The fault was the the total CPU time of all cores/threads used was calculated. To get the average cpu-time given each thread that value needs to be divided by the number of threads. Another way to solve it can be to measure the walltime (i.e. the difference of the actual time of the day before and after the operation). If the walltime is used then the operating system might run another program in between and this is then also included in the walltime.
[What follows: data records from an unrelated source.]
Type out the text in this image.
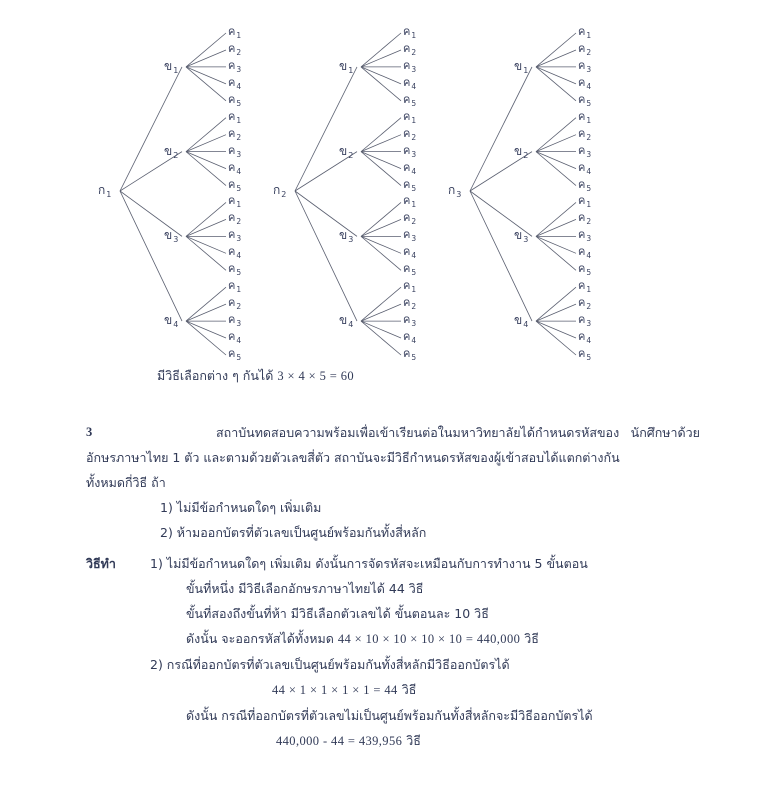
ก$_1$
ข$_1$
ค$_1$
ค$_2$
ค$_3$
ค$_4$
ค$_5$
ข$_2$
ค$_1$
ค$_2$
ค$_3$
ค$_4$
ค$_5$
ข$_3$
ค$_1$
ค$_2$
ค$_3$
ค$_4$
ค$_5$
ข$_4$
ค$_1$
ค$_2$
ค$_3$
ค$_4$
ค$_5$
ก$_2$
ข$_1$
ค$_1$
ค$_2$
ค$_3$
ค$_4$
ค$_5$
ข$_2$
ค$_1$
ค$_2$
ค$_3$
ค$_4$
ค$_5$
ข$_3$
ค$_1$
ค$_2$
ค$_3$
ค$_4$
ค$_5$
ข$_4$
ค$_1$
ค$_2$
ค$_3$
ค$_4$
ค$_5$
ก$_3$
ข$_1$
ค$_1$
ค$_2$
ค$_3$
ค$_4$
ค$_5$
ข$_2$
ค$_1$
ค$_2$
ค$_3$
ค$_4$
ค$_5$
ข$_3$
ค$_1$
ค$_2$
ค$_3$
ค$_4$
ค$_5$
ข$_4$
ค$_1$
ค$_2$
ค$_3$
ค$_4$
ค$_5$
มีวิธีเลือกต่าง ๆ กันได้ 3 × 4 × 5 = 60
3	สถาบันทดสอบความพร้อมเพื่อเข้าเรียนต่อในมหาวิทยาลัยได้กำหนดรหัสของ นักศึกษาด้วย
อักษรภาษาไทย 1 ตัว และตามด้วยตัวเลขสี่ตัว สถาบันจะมีวิธีกำหนดรหัสของผู้เข้าสอบได้แตกต่างกัน
ทั้งหมดกี่วิธี ถ้า
1) ไม่มีข้อกำหนดใดๆ เพิ่มเติม
2) ห้ามออกบัตรที่ตัวเลขเป็นศูนย์พร้อมกันทั้งสี่หลัก
วิธีทำ	1) ไม่มีข้อกำหนดใดๆ เพิ่มเติม ดังนั้นการจัดรหัสจะเหมือนกับการทำงาน 5 ขั้นตอน
ขั้นที่หนึ่ง มีวิธีเลือกอักษรภาษาไทยได้ 44 วิธี
ขั้นที่สองถึงขั้นที่ห้า มีวิธีเลือกตัวเลขได้ ขั้นตอนละ 10 วิธี
ดังนั้น จะออกรหัสได้ทั้งหมด 44 × 10 × 10 × 10 × 10 = 440,000 วิธี
2) กรณีที่ออกบัตรที่ตัวเลขเป็นศูนย์พร้อมกันทั้งสี่หลักมีวิธีออกบัตรได้
44 × 1 × 1 × 1 × 1 = 44 วิธี
ดังนั้น กรณีที่ออกบัตรที่ตัวเลขไม่เป็นศูนย์พร้อมกันทั้งสี่หลักจะมีวิธีออกบัตรได้
440,000 - 44 = 439,956 วิธี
To illustrate this, along with a comparison for a strict sequential case, I post this code:
#include <stdlib.h>
#include <stdio.h>
#include <sys/time.h> //gettimeofday()
#include <time.h>
#include <omp.h>
#define DATA_TYPE float
const int N = 1e9;
int main ()
{
int i, nthreads, tid;
DATA_TYPE x_seq, x_par, *y, *z;
struct timeval time;
double tstart_cpu, tend_cpu, tstart_wall, tend_wall;
double walltime_seq, walltime_par, cputime_seq, cputime_par;
nthreads = 8;
printf("- - -DOT PROCUCT: OPENMP - - -\n");
printf("Vector size : %d\n", N);
printf("Number of threads used: %d\n", nthreads);
// INITIALIZATION
y = (DATA_TYPE*)malloc(sizeof(DATA_TYPE)*N);
z = (DATA_TYPE*)malloc(sizeof(DATA_TYPE)*N);
for (i=0; i<N; i++) {
y[i] = i * 1.0;
z[i] = i * 2.0;
}
x_seq = 0;
x_par = 0;
// SEQUENTIAL CASE
gettimeofday(&time, NULL);
tstart_cpu = (double)clock()/CLOCKS_PER_SEC;
tstart_wall = (double)time.tv_sec + (double)time.tv_usec * .000001;
for (i=0; i<N; i++) x_seq += y[i] * z[i];
tend_cpu = (double)clock()/CLOCKS_PER_SEC;
gettimeofday(&time, NULL);
tend_wall = (double)time.tv_sec + (double)time.tv_usec * .000001;
cputime_seq = tend_cpu-tstart_cpu;
walltime_seq = tend_wall - tstart_wall;
printf("Sequential CPU time: %f\n", cputime_seq);
printf("Sequential Walltime: %f\n", walltime_seq);
printf("Sequential result : %f\n", x_seq);
// PARALLEL CASE
gettimeofday(&time, NULL);
tstart_cpu = (double)clock()/CLOCKS_PER_SEC;
tstart_wall = (double)time.tv_sec + (double)time.tv_usec * .000001;
omp_set_num_threads(nthreads);
#pragma omp parallel for reduction(+:x_par)
for (i=0; i<N; i++)
{
x_par += y[i] * z[i];
}
tend_cpu = (double)clock()/CLOCKS_PER_SEC;
gettimeofday(&time, NULL);
tend_wall = (double)time.tv_sec + (double)time.tv_usec * .000001;
cputime_par = tend_cpu - tstart_cpu;
walltime_par = tend_wall - tstart_wall;
cputime_par /= nthreads; // take the average cpu time per thread
printf("Parallel CPU time : %f\n", cputime_par);
printf("Parallel Walltime : %f\n", walltime_par);
printf("Parallel result : %f\n", x_par);
// SPEEDUP
printf("Speedup (cputime) : %f\n", cputime_seq/cputime_par);
printf("Speedup (walltime) : %f\n", walltime_seq/walltime_par);
return 0;
}
And a typical run of it outputs:
- - -DOT PROCUCT: OPENMP - - -
Vector size : 1000000000
Number of threads used: 8
Sequential CPU time: 4.871956
Sequential Walltime: 4.878946
Sequential result : 38685626227668133590597632.000000
Parallel CPU time : 0.751475
Parallel Walltime : 0.757933
Parallel result : 133586303067416523805032448.000000
Speedup (cputime) : 6.483191
Speedup (walltime) : 6.437172
As you can see the resulting dot product is not correct, but this answers the initial question.